As an English teacher, I’m always looking for ways to bring nonfiction to my reluctant readers. These are kids who haven’t discovered reading for pleasure, and many of them are boys. If I’m lucky, I can sell them on a novel by Walter Dean Myers, Joseph Bruchac, David Lubar, or Jack Gantos…but nonfiction? Good luck.

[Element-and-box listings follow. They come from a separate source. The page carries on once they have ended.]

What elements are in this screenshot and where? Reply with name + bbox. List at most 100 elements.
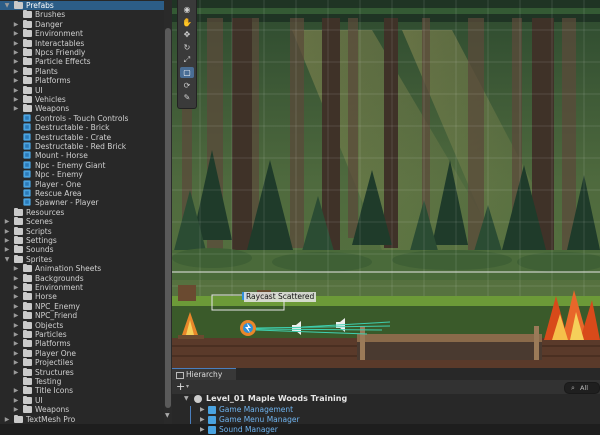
project-item[interactable]: ▼ Prefabs [0,1,164,10]
chevron-right-icon[interactable]: ▶ [13,292,19,301]
scroll-down-arrow-icon[interactable]: ▼ [165,412,170,419]
chevron-down-icon[interactable]: ▾ [186,380,189,394]
project-item[interactable]: ▶ Player One [0,348,164,358]
project-item[interactable]: ▶ Scripts [0,226,164,236]
chevron-right-icon[interactable]: ▶ [4,236,10,245]
chevron-right-icon[interactable]: ▶ [13,405,19,414]
project-item[interactable]: ▶ Weapons [0,405,164,414]
scene-canvas[interactable] [172,0,600,368]
project-item[interactable]: ▶ Particles [0,330,164,339]
project-item[interactable]: ▶ Vehicles [0,95,164,104]
chevron-down-icon[interactable]: ▼ [4,1,10,10]
chevron-right-icon[interactable]: ▶ [13,368,19,377]
scale-tool-button[interactable]: ⤢ [180,54,194,65]
chevron-right-icon[interactable]: ▶ [13,358,19,367]
chevron-right-icon[interactable]: ▶ [13,48,19,57]
project-item[interactable]: ▶ Title Icons [0,386,164,395]
project-item[interactable]: ▶ Environment [0,29,164,38]
project-item[interactable]: Testing [0,377,164,386]
chevron-right-icon[interactable]: ▶ [13,29,19,38]
custom-tool-button[interactable]: ✎ [180,92,194,103]
project-item[interactable]: ▶ Interactables [0,38,164,48]
chevron-right-icon[interactable]: ▶ [13,396,19,405]
chevron-down-icon[interactable]: ▼ [4,255,10,264]
project-item[interactable]: Rescue Area [0,189,164,198]
chevron-right-icon[interactable]: ▶ [13,274,19,283]
project-item[interactable]: Destructable - Brick [0,123,164,132]
project-item[interactable]: ▶ NPC_Friend [0,311,164,320]
move-tool-button[interactable]: ✥ [180,29,194,40]
project-item[interactable]: ▶ UI [0,85,164,95]
project-item-label: UI [35,395,43,405]
project-item[interactable]: ▶ Horse [0,292,164,301]
project-item[interactable]: ▶ Animation Sheets [0,264,164,273]
chevron-right-icon[interactable]: ▶ [13,67,19,76]
chevron-right-icon[interactable]: ▶ [4,217,10,226]
chevron-down-icon[interactable]: ▼ [184,394,189,404]
project-item[interactable]: ▶ Structures [0,367,164,377]
rect-tool-button[interactable]: ▢ [180,67,194,78]
project-item[interactable]: ▶ Environment [0,283,164,292]
chevron-right-icon[interactable]: ▶ [13,311,19,320]
project-item[interactable]: ▶ Particle Effects [0,57,164,66]
project-item[interactable]: Destructable - Crate [0,133,164,142]
chevron-right-icon[interactable]: ▶ [13,104,19,113]
project-scrollbar[interactable]: ▼ [164,0,172,424]
project-item[interactable]: Player - One [0,180,164,189]
scene-view[interactable]: ◉ ✋ ✥ ↻ ⤢ ▢ ⟳ ✎ Raycast Scattered [172,0,600,368]
project-item-label: Weapons [35,405,70,415]
project-item[interactable]: ▶ Backgrounds [0,273,164,283]
project-item[interactable]: ▶ Npcs Friendly [0,48,164,57]
chevron-right-icon[interactable]: ▶ [13,386,19,395]
chevron-right-icon[interactable]: ▶ [4,227,10,236]
project-item[interactable]: Mount - Horse [0,151,164,160]
project-item[interactable]: ▶ Platforms [0,339,164,348]
hand-tool-button[interactable]: ✋ [180,17,194,28]
project-item[interactable]: ▶ Platforms [0,76,164,85]
project-item[interactable]: Npc - Enemy [0,170,164,179]
chevron-right-icon[interactable]: ▶ [13,86,19,95]
project-item[interactable]: Resources [0,207,164,217]
chevron-right-icon[interactable]: ▶ [200,405,205,415]
project-item[interactable]: ▶ Scenes [0,217,164,226]
project-item[interactable]: Spawner - Player [0,198,164,207]
chevron-right-icon[interactable]: ▶ [13,20,19,29]
project-item[interactable]: Npc - Enemy Giant [0,161,164,170]
chevron-right-icon[interactable]: ▶ [13,330,19,339]
project-item[interactable]: Controls - Touch Controls [0,114,164,123]
add-button[interactable]: + [176,380,185,394]
chevron-right-icon[interactable]: ▶ [200,425,205,435]
view-tool-button[interactable]: ◉ [180,4,194,15]
project-item[interactable]: ▶ Projectiles [0,358,164,367]
project-item[interactable]: ▶ Weapons [0,104,164,113]
project-item[interactable]: Brushes [0,10,164,19]
chevron-right-icon[interactable]: ▶ [13,57,19,66]
project-item[interactable]: Destructable - Red Brick [0,142,164,151]
chevron-right-icon[interactable]: ▶ [13,283,19,292]
project-item[interactable]: ▶ Sounds [0,245,164,254]
chevron-right-icon[interactable]: ▶ [13,264,19,273]
hierarchy-search-input[interactable]: ⌕ All [564,382,600,394]
chevron-right-icon[interactable]: ▶ [13,349,19,358]
chevron-right-icon[interactable]: ▶ [4,245,10,254]
project-item[interactable]: ▶ Objects [0,320,164,330]
project-item[interactable]: ▶ TextMesh Pro [0,414,164,424]
chevron-right-icon[interactable]: ▶ [13,339,19,348]
project-item[interactable]: ▶ UI [0,395,164,405]
project-item[interactable]: ▶ Settings [0,236,164,245]
project-item[interactable]: ▼ Sprites [0,254,164,264]
chevron-right-icon[interactable]: ▶ [13,39,19,48]
transform-tool-button[interactable]: ⟳ [180,80,194,91]
chevron-right-icon[interactable]: ▶ [13,76,19,85]
chevron-right-icon[interactable]: ▶ [4,415,10,424]
chevron-right-icon[interactable]: ▶ [13,95,19,104]
chevron-right-icon[interactable]: ▶ [13,302,19,311]
prefab-icon [23,123,31,131]
project-item[interactable]: ▶ NPC_Enemy [0,301,164,311]
project-item[interactable]: ▶ Danger [0,19,164,29]
project-scroll-thumb[interactable] [165,28,171,408]
rotate-tool-button[interactable]: ↻ [180,42,194,53]
chevron-right-icon[interactable]: ▶ [13,321,19,330]
project-item[interactable]: ▶ Plants [0,66,164,76]
folder-icon [14,217,23,226]
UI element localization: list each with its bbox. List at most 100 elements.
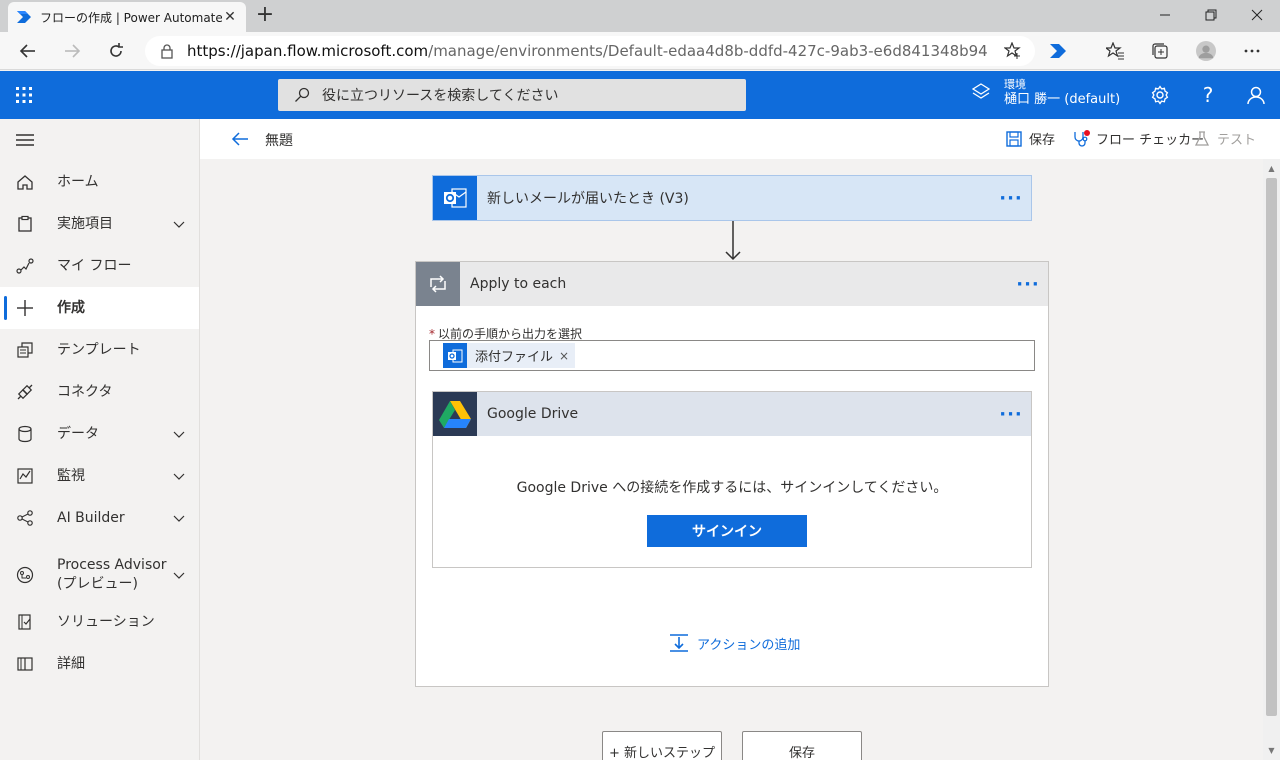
remove-token-icon[interactable]: × — [559, 349, 569, 363]
account-icon[interactable] — [1244, 83, 1268, 107]
power-automate-icon — [17, 11, 31, 23]
save-command[interactable]: 保存 — [1005, 129, 1055, 148]
back-icon[interactable] — [14, 37, 42, 65]
flow-checker-command[interactable]: フロー チェッカー — [1072, 129, 1204, 148]
sidebar-item-label: AI Builder — [57, 509, 125, 526]
url-field[interactable]: https://japan.flow.microsoft.com/manage/… — [145, 36, 1035, 66]
new-step-button[interactable]: + 新しいステップ — [602, 731, 722, 760]
chevron-down-icon[interactable] — [173, 569, 185, 581]
chevron-down-icon[interactable] — [173, 218, 185, 230]
refresh-icon[interactable] — [102, 37, 130, 65]
sidebar-item-label: 監視 — [57, 467, 85, 484]
restore-icon[interactable] — [1188, 0, 1234, 30]
ai-builder-icon — [16, 509, 34, 527]
sidebar-item-connector[interactable]: コネクタ — [0, 371, 199, 413]
output-select-field[interactable]: 添付ファイル × — [429, 340, 1035, 371]
sidebar-item-book[interactable]: 詳細 — [0, 643, 199, 685]
url-path: /manage/environments/Default-edaa4d8b-dd… — [428, 42, 987, 60]
sidebar-item-label: Process Advisor (プレビュー) — [57, 557, 167, 592]
add-action-button[interactable]: アクションの追加 — [669, 633, 800, 653]
sidebar-item-process-advisor[interactable]: Process Advisor (プレビュー) — [0, 549, 199, 601]
scrollbar-thumb[interactable] — [1266, 178, 1277, 716]
sidebar-item-flow[interactable]: マイ フロー — [0, 245, 199, 287]
loop-more-options-icon[interactable]: ··· — [1008, 262, 1048, 306]
resource-search-input[interactable]: 役に立つリソースを検索してください — [278, 79, 746, 111]
trigger-card[interactable]: 新しいメールが届いたとき (V3) ··· — [432, 175, 1032, 221]
settings-gear-icon[interactable] — [1148, 83, 1172, 107]
environment-label: 環境 — [1004, 78, 1026, 91]
connector-arrow-icon — [725, 221, 741, 261]
search-placeholder: 役に立つリソースを検索してください — [322, 88, 559, 104]
lock-icon — [161, 44, 173, 59]
template-icon — [16, 341, 34, 359]
flow-title[interactable]: 無題 — [265, 130, 293, 150]
profile-avatar-icon[interactable] — [1196, 41, 1216, 61]
process-advisor-icon — [16, 566, 34, 584]
trigger-more-options-icon[interactable]: ··· — [991, 176, 1031, 220]
add-action-icon — [670, 634, 688, 652]
hamburger-menu-icon[interactable] — [16, 133, 34, 147]
chevron-down-icon[interactable] — [173, 428, 185, 440]
app-launcher-icon[interactable] — [12, 83, 36, 107]
browser-tab-title: フローの作成 | Power Automate — [40, 10, 222, 25]
add-favorite-icon[interactable] — [1003, 41, 1023, 61]
trigger-title: 新しいメールが届いたとき (V3) — [487, 191, 689, 207]
sidebar-item-label: ソリューション — [57, 613, 155, 630]
sidebar-item-monitor[interactable]: 監視 — [0, 455, 199, 497]
scroll-down-icon[interactable]: ▼ — [1266, 745, 1277, 756]
browser-tab-strip: フローの作成 | Power Automate ✕ + — [0, 0, 1280, 32]
flow-checker-label: フロー チェッカー — [1096, 133, 1205, 148]
minimize-icon[interactable] — [1142, 0, 1188, 30]
sidebar-item-label: 詳細 — [57, 655, 85, 672]
forward-icon[interactable] — [58, 37, 86, 65]
connector-icon — [16, 383, 34, 401]
sidebar-item-ai-builder[interactable]: AI Builder — [0, 497, 199, 539]
help-icon[interactable]: ? — [1196, 83, 1220, 107]
browser-tab[interactable]: フローの作成 | Power Automate ✕ — [8, 2, 246, 32]
environment-name: 樋口 勝一 (default) — [1004, 92, 1121, 107]
google-drive-header[interactable]: Google Drive ··· — [433, 392, 1031, 436]
output-select-label-text: 以前の手順から出力を選択 — [438, 327, 583, 341]
flask-icon — [1194, 130, 1210, 146]
plus-icon — [16, 299, 34, 317]
sidebar-item-clipboard[interactable]: 実施項目 — [0, 203, 199, 245]
sidebar-item-label: テンプレート — [57, 341, 141, 358]
back-arrow-icon[interactable] — [230, 129, 250, 149]
google-drive-more-options-icon[interactable]: ··· — [991, 392, 1031, 436]
environment-icon — [972, 83, 990, 99]
close-tab-icon[interactable]: ✕ — [222, 9, 238, 25]
chevron-down-icon[interactable] — [173, 470, 185, 482]
sidebar-item-database[interactable]: データ — [0, 413, 199, 455]
test-command[interactable]: テスト — [1193, 129, 1256, 148]
google-drive-title: Google Drive — [487, 406, 579, 422]
browser-menu-icon[interactable] — [1242, 41, 1262, 61]
collections-icon[interactable] — [1150, 41, 1170, 61]
apply-to-each-header[interactable]: Apply to each ··· — [416, 262, 1048, 306]
apply-to-each-title: Apply to each — [470, 276, 567, 292]
sidebar-item-plus[interactable]: 作成 — [0, 287, 199, 329]
signin-button[interactable]: サインイン — [647, 515, 807, 547]
scroll-up-icon[interactable]: ▲ — [1266, 163, 1277, 174]
address-bar-row: https://japan.flow.microsoft.com/manage/… — [0, 32, 1280, 70]
google-drive-signin-message: Google Drive への接続を作成するには、サインインしてください。 — [516, 480, 948, 496]
sidebar-item-label: コネクタ — [57, 383, 113, 400]
environment-picker[interactable]: 環境 樋口 勝一 (default) — [972, 77, 1120, 107]
loop-icon — [416, 262, 460, 306]
close-window-icon[interactable] — [1234, 0, 1280, 30]
new-tab-button[interactable]: + — [254, 4, 276, 26]
required-marker: * — [429, 327, 435, 341]
stethoscope-icon — [1074, 129, 1090, 147]
outlook-icon — [433, 176, 477, 220]
save-button[interactable]: 保存 — [742, 731, 862, 760]
monitor-icon — [16, 467, 34, 485]
sidebar-item-home[interactable]: ホーム — [0, 161, 199, 203]
attachments-token[interactable]: 添付ファイル × — [443, 343, 576, 368]
sidebar-item-solution[interactable]: ソリューション — [0, 601, 199, 643]
sidebar-item-label: ホーム — [57, 173, 99, 190]
chevron-down-icon[interactable] — [173, 512, 185, 524]
sidebar-item-template[interactable]: テンプレート — [0, 329, 199, 371]
sidebar-item-label: 作成 — [57, 299, 85, 316]
favorites-icon[interactable] — [1105, 41, 1125, 61]
solution-icon — [16, 613, 34, 631]
power-automate-extension-icon[interactable] — [1048, 41, 1068, 61]
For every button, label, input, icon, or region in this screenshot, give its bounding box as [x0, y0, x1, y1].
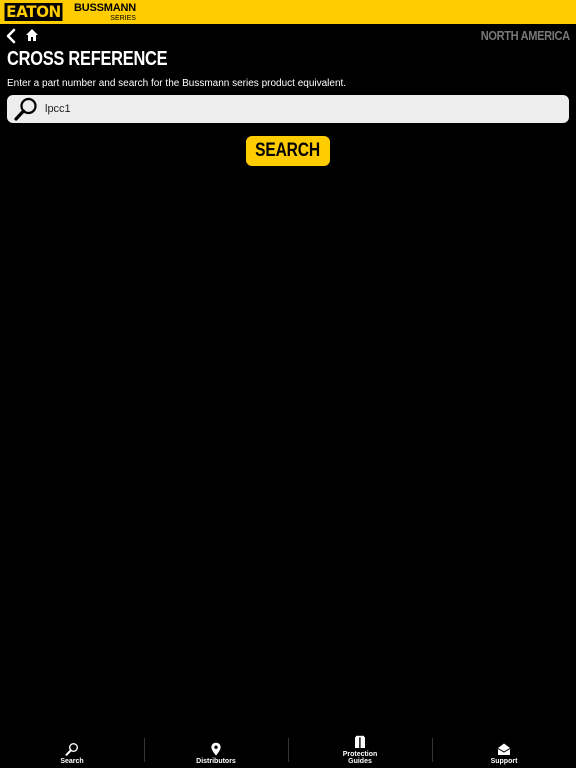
tab-protection-guides-label-2: Guides — [348, 758, 372, 765]
location-pin-icon — [211, 742, 221, 756]
eaton-logo: EATON — [4, 2, 63, 21]
nav-row: NORTH AMERICA — [0, 26, 576, 46]
tab-support[interactable]: Support — [432, 734, 576, 768]
tab-protection-guides[interactable]: Protection Guides — [288, 734, 432, 768]
tab-support-label: Support — [490, 758, 518, 765]
series-name: BUSSMANN — [74, 1, 136, 14]
search-icon — [65, 743, 78, 756]
tab-distributors-label: Distributors — [196, 758, 236, 765]
home-icon[interactable] — [25, 28, 39, 42]
book-icon — [355, 735, 365, 748]
search-button-label: SEARCH — [255, 140, 321, 161]
page-subtitle: Enter a part number and search for the B… — [7, 78, 347, 89]
page-title: CROSS REFERENCE — [7, 48, 168, 70]
part-number-input[interactable] — [45, 97, 545, 121]
search-button[interactable]: SEARCH — [246, 136, 330, 166]
magnifier-icon — [14, 97, 37, 121]
tab-distributors[interactable]: Distributors — [144, 734, 288, 768]
tab-protection-guides-label-1: Protection — [342, 751, 378, 758]
bottom-tab-bar: Search Distributors Protection Guides Su… — [0, 734, 576, 768]
series-sub: SERIES — [110, 14, 136, 22]
mail-support-icon — [497, 743, 511, 755]
tab-search-label: Search — [60, 758, 84, 765]
back-arrow-icon[interactable] — [4, 28, 18, 44]
region-selector[interactable]: NORTH AMERICA — [481, 28, 570, 43]
bussmann-series-logo: BUSSMANN SERIES — [74, 1, 136, 22]
top-banner: EATON BUSSMANN SERIES — [0, 0, 576, 24]
tab-search[interactable]: Search — [0, 734, 144, 768]
search-field[interactable] — [7, 95, 569, 123]
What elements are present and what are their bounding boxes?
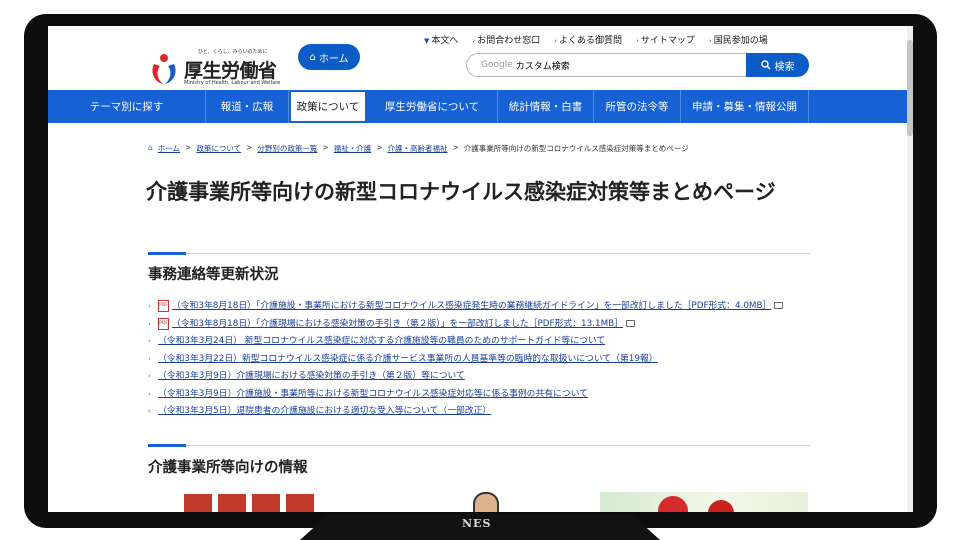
top-link-sitemap[interactable]: › サイトマップ bbox=[636, 33, 695, 46]
nav-item-about[interactable]: 厚生労働省について bbox=[367, 90, 498, 123]
list-item-link[interactable]: （令和3年3月9日）介護施設・事業所等における新型コロナウイルス感染症対応等に係… bbox=[158, 386, 588, 404]
chevron-right-icon: › bbox=[148, 354, 151, 363]
chevron-right-icon: › bbox=[708, 37, 712, 45]
list-item-link[interactable]: （令和3年3月22日）新型コロナウイルス感染症に係る介護サービス事業所の人員基準… bbox=[158, 351, 658, 369]
list-item-link[interactable]: （令和3年8月18日）「介護施設・事業所における新型コロナウイルス感染症発生時の… bbox=[172, 301, 771, 311]
external-window-icon bbox=[626, 319, 636, 327]
section-heading-updates: 事務連絡等更新状況 bbox=[148, 267, 279, 283]
banner-decoration bbox=[658, 496, 688, 512]
watermark-logo: NES bbox=[462, 517, 492, 530]
section-divider bbox=[186, 445, 810, 446]
chevron-right-icon: › bbox=[148, 407, 151, 415]
chevron-right-icon: › bbox=[148, 372, 151, 380]
facility-icon[interactable] bbox=[184, 494, 212, 512]
section-heading-info: 介護事業所等向けの情報 bbox=[148, 460, 308, 476]
list-item[interactable]: › （令和3年3月9日）介護施設・事業所等における新型コロナウイルス感染症対応等… bbox=[148, 386, 810, 404]
breadcrumb-elderly-care[interactable]: 介護・高齢者福祉 bbox=[388, 143, 448, 154]
banner-decoration bbox=[708, 500, 734, 512]
chevron-right-icon: › bbox=[472, 37, 476, 45]
home-icon: ⌂ bbox=[309, 51, 316, 63]
logo-tagline: ひと、くらし、みらいのために bbox=[198, 49, 268, 55]
search-button-label: 検索 bbox=[774, 61, 795, 73]
chevron-right-icon: › bbox=[554, 37, 558, 45]
list-item-link[interactable]: （令和3年3月5日）退院患者の介護施設における適切な受入等について（一部改正） bbox=[158, 403, 491, 421]
chevron-right-icon: › bbox=[148, 319, 151, 328]
home-button-label: ホーム bbox=[318, 53, 349, 65]
nav-item-applications[interactable]: 申請・募集・情報公開 bbox=[681, 90, 809, 123]
search-placeholder: カスタム検索 bbox=[515, 61, 570, 72]
global-nav: テーマ別に探す 報道・広報 政策について 厚生労働省について 統計情報・白書 所… bbox=[48, 90, 907, 123]
building-icon[interactable] bbox=[218, 494, 246, 512]
nav-item-policy[interactable]: 政策について bbox=[289, 90, 367, 123]
calendar-icon[interactable] bbox=[286, 494, 314, 512]
list-item-link[interactable]: （令和3年3月24日） 新型コロナウイルス感染症に対応する介護施設等の職員のため… bbox=[158, 333, 605, 351]
pdf-icon: PDF bbox=[158, 317, 169, 330]
section-divider-accent bbox=[148, 252, 186, 255]
breadcrumb-field-policies[interactable]: 分野別の政策一覧 bbox=[257, 143, 317, 154]
top-link-faq[interactable]: › よくある御質問 bbox=[554, 33, 622, 46]
pdf-icon: PDF bbox=[158, 300, 169, 312]
top-link-participation[interactable]: › 国民参加の場 bbox=[709, 33, 768, 46]
list-item-link[interactable]: （令和3年8月18日）「介護現場における感染対策の手引き（第２版）」を一部改訂し… bbox=[172, 319, 623, 329]
section-divider bbox=[186, 253, 810, 254]
search-icon bbox=[760, 60, 770, 70]
updates-list: › PDF （令和3年8月18日）「介護施設・事業所における新型コロナウイルス感… bbox=[148, 298, 810, 421]
section-divider-accent bbox=[148, 444, 186, 447]
home-button[interactable]: ⌂ ホーム bbox=[298, 44, 360, 70]
top-link-contact[interactable]: › お問合わせ窓口 bbox=[472, 33, 540, 46]
list-item-link[interactable]: （令和3年3月9日）介護現場における感染対策の手引き（第２版）等について bbox=[158, 368, 465, 386]
top-link-skip[interactable]: ▼ 本文へ bbox=[424, 33, 458, 46]
list-item[interactable]: › （令和3年3月5日）退院患者の介護施設における適切な受入等について（一部改正… bbox=[148, 403, 810, 421]
chevron-right-icon: › bbox=[148, 302, 151, 310]
chevron-right-icon: › bbox=[148, 389, 151, 398]
external-window-icon bbox=[774, 302, 784, 309]
nav-item-laws[interactable]: 所管の法令等 bbox=[594, 90, 681, 123]
site-logo[interactable]: ひと、くらし、みらいのために 厚生労働省 Ministry of Health,… bbox=[148, 46, 288, 90]
search-button[interactable]: 検索 bbox=[746, 53, 809, 77]
browser-viewport: ひと、くらし、みらいのために 厚生労働省 Ministry of Health,… bbox=[48, 26, 913, 512]
list-item[interactable]: › PDF （令和3年8月18日）「介護施設・事業所における新型コロナウイルス感… bbox=[148, 298, 810, 316]
nav-item-statistics[interactable]: 統計情報・白書 bbox=[498, 90, 594, 123]
nav-item-press[interactable]: 報道・広報 bbox=[206, 90, 289, 123]
breadcrumb: ⌂ ホーム > 政策について > 分野別の政策一覧 > 福祉・介護 > 介護・高齢者福祉… bbox=[148, 143, 689, 154]
logo-english: Ministry of Health, Labour and Welfare bbox=[184, 80, 281, 86]
logo-name: 厚生労働省 bbox=[184, 60, 277, 82]
home-icon: ⌂ bbox=[148, 143, 153, 152]
triangle-down-icon: ▼ bbox=[424, 37, 430, 45]
breadcrumb-welfare-care[interactable]: 福祉・介護 bbox=[334, 143, 372, 154]
info-icons bbox=[184, 494, 314, 512]
search-input[interactable]: Google カスタム検索 bbox=[466, 53, 746, 77]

That’s why I was so excited to see a review copy of Steel Drumming at the Apollo from Lee & Low Books. It’s nonfiction, in the form of a photo essay that follows a group of high school musicians from Schenectady, NY as they compete in a series of Amateur Nights at the famed Apollo Theater in Harlem. As soon as I read the premise of this book, I was hooked — a group of city high school kids who get to play at a place so rich in history and so symbolic of the Harlem Renaissance. Text by Trish Marx and photographs by Ellen B. Sinisi tell the story in vivid color, featuring details of the competition and the kids’ preparation for it, profiles of the young artists, and backstage snapshots at the Apollo. The photographs and text bring the young musicians’ steel drumming to life.
The book even includes a cd of the band’s music, tucked in a pocket inside the back cover. And these kids can play! Their story will be an inspiration to other city kids who dream of making it big. Steel Drumming at the Apollo is a terrific choice for kids who need a fun, accessible introduction to nonfiction. They’ll be singing its praises and dancing along as they read.